Then there’s family and community. Many by now have heard of “blue zones,” places in the world where people routinely live to their 90s and beyond. This term was popularized by the Netflix series “Live to a Hundred: Secrets of the Blue Zones.” The places identified as blue zones were mostly rural, where the social networks are traditional and the pace of life is slow. 

Mommy Violeta lives in the center of Lipa, a traffic-snarled city one wouldn’t consider a blue zone. 

But what she’s done is create her own mini blue zone, where her home is a hub of mahjong-playing amigas who fill her living room with laughter and the euphonious clicking of tiles. 

Even in the midst of a mahjong session, she’ll leave her amigas when a family member drops by even for an unannounced visit, finding a separate space to update each other on the latest personal or family news. In the last few years, I’ve spoken to her often about her family’s history, aware that the memory of past generations could soon vanish. In her 90s, that hasn’t happened. 

She’s had numerous such visits from family members and friends throughout most of her life, since many of them live nearby. Mommy Volet still lives in the house where she grew up. Her family’s roots in Batangas are as deep as any other, and perhaps matched by the illustrious Luna clan of her late husband Benjamin who lived to the age of 95, another walking master class on how to age with grace, still teasing his grandchildren about their love lives until the end. 

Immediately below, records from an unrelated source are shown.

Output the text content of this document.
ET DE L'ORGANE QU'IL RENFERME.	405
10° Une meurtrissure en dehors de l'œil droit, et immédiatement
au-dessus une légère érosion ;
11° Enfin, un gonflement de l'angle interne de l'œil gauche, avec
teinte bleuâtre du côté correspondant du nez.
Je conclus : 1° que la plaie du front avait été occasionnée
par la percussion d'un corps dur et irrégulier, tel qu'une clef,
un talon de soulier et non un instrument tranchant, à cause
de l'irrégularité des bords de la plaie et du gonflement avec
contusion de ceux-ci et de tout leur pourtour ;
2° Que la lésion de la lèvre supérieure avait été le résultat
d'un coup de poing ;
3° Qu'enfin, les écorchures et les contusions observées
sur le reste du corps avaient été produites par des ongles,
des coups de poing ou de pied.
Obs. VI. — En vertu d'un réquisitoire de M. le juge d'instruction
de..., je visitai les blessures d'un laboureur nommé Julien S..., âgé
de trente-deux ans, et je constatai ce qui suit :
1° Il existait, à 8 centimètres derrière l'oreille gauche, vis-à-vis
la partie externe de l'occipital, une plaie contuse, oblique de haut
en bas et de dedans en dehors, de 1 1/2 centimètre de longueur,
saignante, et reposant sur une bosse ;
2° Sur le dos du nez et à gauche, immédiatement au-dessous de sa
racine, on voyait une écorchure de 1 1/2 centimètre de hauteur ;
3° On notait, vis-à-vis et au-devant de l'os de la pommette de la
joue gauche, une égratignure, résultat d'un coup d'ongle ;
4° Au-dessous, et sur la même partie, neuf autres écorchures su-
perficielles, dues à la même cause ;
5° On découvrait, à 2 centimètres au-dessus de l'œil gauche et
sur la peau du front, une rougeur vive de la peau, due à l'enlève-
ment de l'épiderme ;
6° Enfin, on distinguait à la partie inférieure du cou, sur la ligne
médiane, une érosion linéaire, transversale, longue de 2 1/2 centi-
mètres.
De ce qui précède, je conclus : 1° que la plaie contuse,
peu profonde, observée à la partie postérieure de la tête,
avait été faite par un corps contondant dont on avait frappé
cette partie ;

I don’t think it’s a coincidence that they both became nonagenarians with remarkable health spans, their memories crisp into their 90s. Their clans are large and tightly knit, the reunions and meetups frequent, the camaraderie often boisterous. 

At her 94th birthday bash last Saturday, Mommy Volet was ribbed for hiding when Benjamin came to ask her parents for her hand, nearly 75 years ago. 

Their paths may have unknowingly crossed much earlier. They both on separate occasions told me stories about fleeing Lipa to Taal Volcano as adolescents during World War 2. They had not yet met each other. An active volcano, Taal nevertheless sheltered them and enabled many other Batangueños to survive a rampaging Japanese army. 

The same volcano was the sentimental backdrop for Mommy Volet’s party on the shores of Taal Lake. Most see it today as a postcard-pretty disaster waiting to happen, as it did just five years ago. 

Few people are left who remember it clearly as a wartime refuge that allowed them to live and say thanks for a long life well lived.